Pension News

PenCom’s Comments on the two Bills to Amend the Pension Reform Act 2014, a Special Publication by PenCom

The National Pension Commission (PenCom) participated at a public hearing organized by the House of Representatives Committee on Pensions on two Bills aimed at amending the Pension Reform Act (PRA) 2014.

The Public Hearing, which held on February 21, 2022 at Abuja, was attended by several stakeholders including pension operators, the Nigeria Police Force (NPF) and Labour, amongst others. The PenCom Management Team was led by its Director General, Mrs. Aisha Dahir- Umar.

The Committee sought and collated stakeholders’ positions on a Bill for an Act to exempt the NPF from the Contributory Pension Scheme (CPS) and a Bill for an Act to further amend the PRA 2014 to, among other things, provide for a retiree to withdraw a lump sum of at least 75 percent from the Retirement Savings Account (RSA) and to criminalize undue delay in the payment of pension and for related matters.

Declaring the Public Hearing open, the Speaker of the House of Representatives, Femi Gbajabiamila, said the expectation was that the two bills would lead to critical interventions to improve the welfare of retirees and enhance the pension industry. Represented by the Deputy Leader of the House, Peter Akpatason, the Speaker reiterated the House of Representatives’ commitment to the welfare of retirees.

It is noteworthy that the proposal to exempt the personnel of the Nigeria Police Force has been a recurring proposal which featured since the 6th National Assembly and declined on all previous occasions.

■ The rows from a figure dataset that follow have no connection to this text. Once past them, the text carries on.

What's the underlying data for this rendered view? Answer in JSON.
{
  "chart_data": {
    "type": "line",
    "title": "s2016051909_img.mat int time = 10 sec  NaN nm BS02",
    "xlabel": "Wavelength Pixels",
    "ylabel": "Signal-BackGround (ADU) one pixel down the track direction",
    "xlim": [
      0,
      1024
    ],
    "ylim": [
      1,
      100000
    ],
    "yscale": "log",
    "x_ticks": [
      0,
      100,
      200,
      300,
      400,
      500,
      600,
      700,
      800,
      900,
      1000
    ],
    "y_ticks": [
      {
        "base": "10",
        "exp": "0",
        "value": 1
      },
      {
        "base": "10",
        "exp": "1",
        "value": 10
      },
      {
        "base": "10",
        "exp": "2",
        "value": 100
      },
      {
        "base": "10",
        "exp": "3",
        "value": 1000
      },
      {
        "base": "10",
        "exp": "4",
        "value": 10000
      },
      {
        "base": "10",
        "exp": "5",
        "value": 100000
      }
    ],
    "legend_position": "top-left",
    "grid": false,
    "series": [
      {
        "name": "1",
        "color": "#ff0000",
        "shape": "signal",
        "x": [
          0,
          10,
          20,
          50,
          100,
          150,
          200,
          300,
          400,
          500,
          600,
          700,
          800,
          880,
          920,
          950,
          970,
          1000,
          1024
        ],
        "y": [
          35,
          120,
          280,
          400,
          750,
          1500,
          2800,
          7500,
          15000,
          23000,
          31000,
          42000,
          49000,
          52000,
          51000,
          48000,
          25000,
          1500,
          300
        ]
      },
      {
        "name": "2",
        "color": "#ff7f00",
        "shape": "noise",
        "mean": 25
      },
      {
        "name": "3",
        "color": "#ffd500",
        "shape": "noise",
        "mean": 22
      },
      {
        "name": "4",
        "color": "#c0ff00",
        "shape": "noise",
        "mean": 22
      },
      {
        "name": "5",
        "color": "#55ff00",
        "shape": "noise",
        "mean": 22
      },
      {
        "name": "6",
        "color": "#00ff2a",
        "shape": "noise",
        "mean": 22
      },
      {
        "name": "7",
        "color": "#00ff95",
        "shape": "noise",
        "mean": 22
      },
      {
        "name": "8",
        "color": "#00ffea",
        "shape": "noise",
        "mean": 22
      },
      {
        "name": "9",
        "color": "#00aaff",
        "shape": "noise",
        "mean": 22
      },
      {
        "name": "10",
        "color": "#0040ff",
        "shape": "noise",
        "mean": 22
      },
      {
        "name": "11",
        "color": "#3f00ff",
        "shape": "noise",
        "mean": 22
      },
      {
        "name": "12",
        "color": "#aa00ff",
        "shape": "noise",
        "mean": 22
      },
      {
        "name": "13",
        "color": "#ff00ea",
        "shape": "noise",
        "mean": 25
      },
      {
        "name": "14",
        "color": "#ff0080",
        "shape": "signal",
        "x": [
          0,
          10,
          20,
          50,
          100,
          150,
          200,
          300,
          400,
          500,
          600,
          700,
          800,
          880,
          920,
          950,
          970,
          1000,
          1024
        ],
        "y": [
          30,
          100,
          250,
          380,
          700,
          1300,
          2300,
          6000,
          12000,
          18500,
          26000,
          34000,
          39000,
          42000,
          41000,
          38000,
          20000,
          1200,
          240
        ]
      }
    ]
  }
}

Since the main reason for the agitation appears to be low pensions at retirement, the PRA 2014 has mitigating provisions such that it allows an employer to pay additional benefits to the employees upon retirement. Therefore, the Federal Government may decide to provide any additional payment such as gratuity to retiring Police personnel.

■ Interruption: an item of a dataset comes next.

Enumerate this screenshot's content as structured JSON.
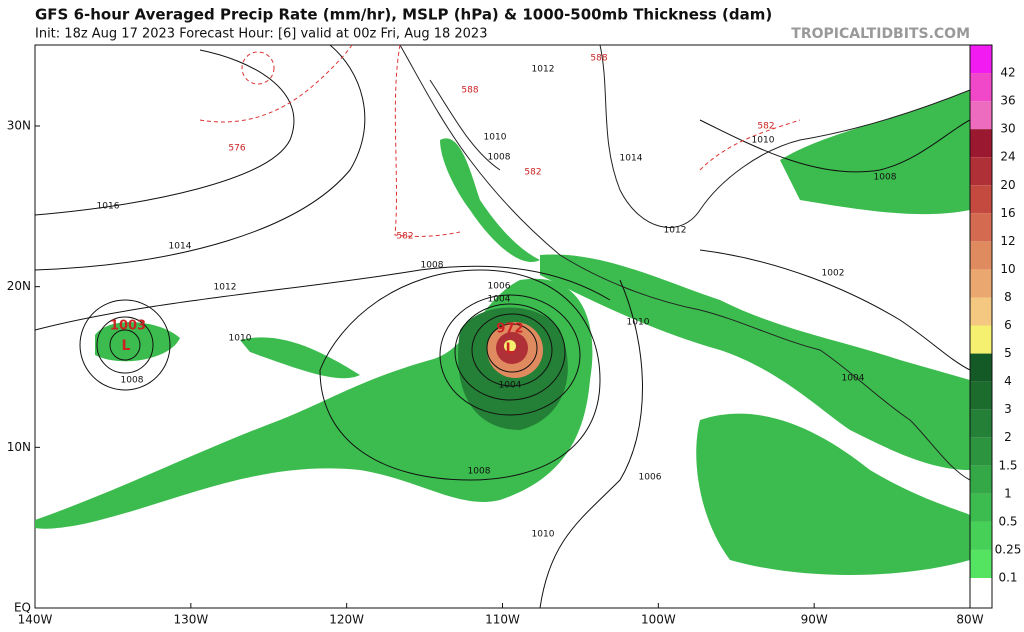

In a submission to the Committee, PenCom noted that the Federal Government issued a White Paper on the Report of the Presidential Committee on the Restructuring and Rationalization of Federal Government Parastatals, Commissions and Agencies accepting the Committee’s recommendation that the practice whereby certain categories of retirees were opting out of the CPS should be stopped. The Federal Government also noted that it would be unable to sustain pension payment under the Defined Benefits Pension Scheme and directed no further exemptions from the CPS aside the Military and intelligence services which were already exempted from CPS by virtue of Section 5 of the PRA 2014.

PenCom also noted that exemption of the personnel of the NPF would imply additional financial burden on the Federal Government by way of unsustainable pension obligations. An actuarial valuation revealed that the retirement benefits (pension and gratuity) liability of these personnel under the defunct Defined Benefits Scheme would amount to about N1.84 trillion. This liability is expected to significantly increase with the proposed yearly recruitment of 10,000 personnel into the police force.

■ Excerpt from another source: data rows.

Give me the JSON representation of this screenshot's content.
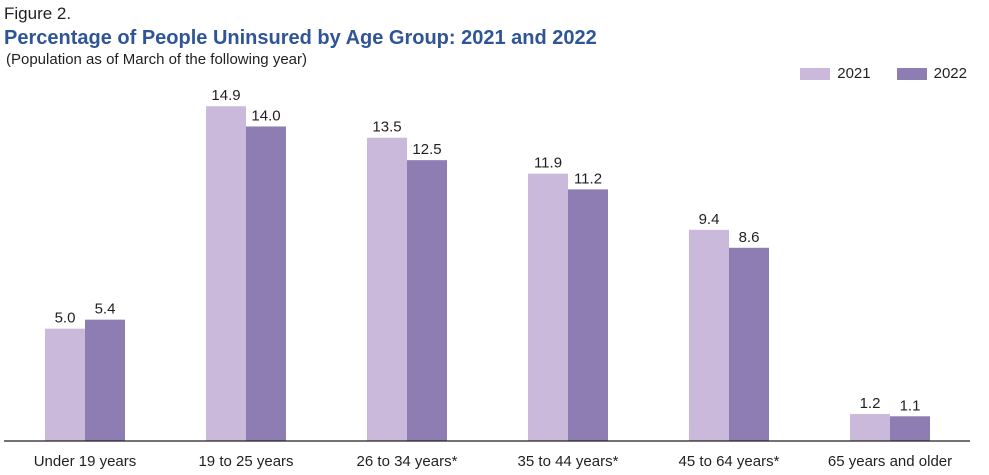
{
  "figure_label": "Figure 2.",
  "title": "Percentage of People Uninsured by Age Group: 2021 and 2022",
  "subtitle": "(Population as of March of the following year)",
  "colors": {
    "series_2021": "#cbb9dc",
    "series_2022": "#8e7db3",
    "title": "#2f5597",
    "axis": "#231f20"
  },
  "legend": [
    {
      "label": "2021",
      "color": "#cbb9dc"
    },
    {
      "label": "2022",
      "color": "#8e7db3"
    }
  ],
  "chart_data": {
    "type": "bar",
    "categories": [
      "Under 19 years",
      "19 to 25 years",
      "26 to 34 years*",
      "35 to 44 years*",
      "45 to 64 years*",
      "65 years and older"
    ],
    "series": [
      {
        "name": "2021",
        "values": [
          5.0,
          14.9,
          13.5,
          11.9,
          9.4,
          1.2
        ]
      },
      {
        "name": "2022",
        "values": [
          5.4,
          14.0,
          12.5,
          11.2,
          8.6,
          1.1
        ]
      }
    ],
    "title": "Percentage of People Uninsured by Age Group: 2021 and 2022",
    "subtitle": "(Population as of March of the following year)",
    "xlabel": "",
    "ylabel": "",
    "ylim": [
      0,
      15
    ],
    "grid": false,
    "legend_position": "top-right",
    "data_labels": true
  }
}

The exemption of NPF from the CPS would also disrupt the Federal Government’s fiscal policy and financial system stability. Instructively, about 63 percent of the over N13 Trillion pension funds are invested in Federal Government securities. Exempting the NPF would therefore, result in material divestment before maturity with attendant ripple effects on the finances of Government and the entire financial system. The foregoing are amongst several other negative implications of the proposed exemption.

PenCom however, supported the resolution of issues noted by the NPF under the ambit of the PRA 2014. It called for the implementation of the upward review of the rate of Pension Contributions for Police Personnel, which was increased by Section 4(1) of the PRA 2014 from a minimum of 15 percent to a minimum of 18 percent of the employee’s monthly emolument.

The Contribution Rate stipulated under Section 4(1) of the PRA 2014 is only a legal minimum, which can be enhanced through Collective Agreement between employer and employees. An employer may also elect to bear the full burden of contributions.

Thus, if the current contribution rate of 10 percent payable by the employer (FGN) is inadequate for the Police personnel, the Government may consider increasing the employer portion of the pension contribution to a more sustainable level.

In their presentations, the Nigeria Labor Congress (NLC) and the Pension Fund Operators Association of Nigeria (PenOp) objected to the two Bills. They argued that the Bills, if passed into law, would erode the gains of pension reforms in Nigeria and cause more challenges for retirees.

The NLC President, who was represented at the Public Hearing by the Head of International Relations, Uche Ekwe, said exemption of the personnel of the NPF would imply additional financial burden on the Federal Government by way of unsustainable pension obligations. It opined that the Federal Government may not be able to provide for the additional liability in the national budget, which is hardly sufficient to fund other commitments, including healthcare and social security.

However, the Inspector General of Police, Usman Baba Alkali, represented by Deputy Inspector General of Police, Sanusi Lemu, supported the Bill for the exemption of the NPF from the CPS.

Similarly, the Chief Executive Officer of the Pension Fund Operators Association of Nigeria (PenOp), Oguche Agudah, said the Bills would take Nigeria back to the dark ages before the pension reforms when retirees had to depend on a defined benefit system where the federal government paid monthly pensions to retirees directly from its coffers.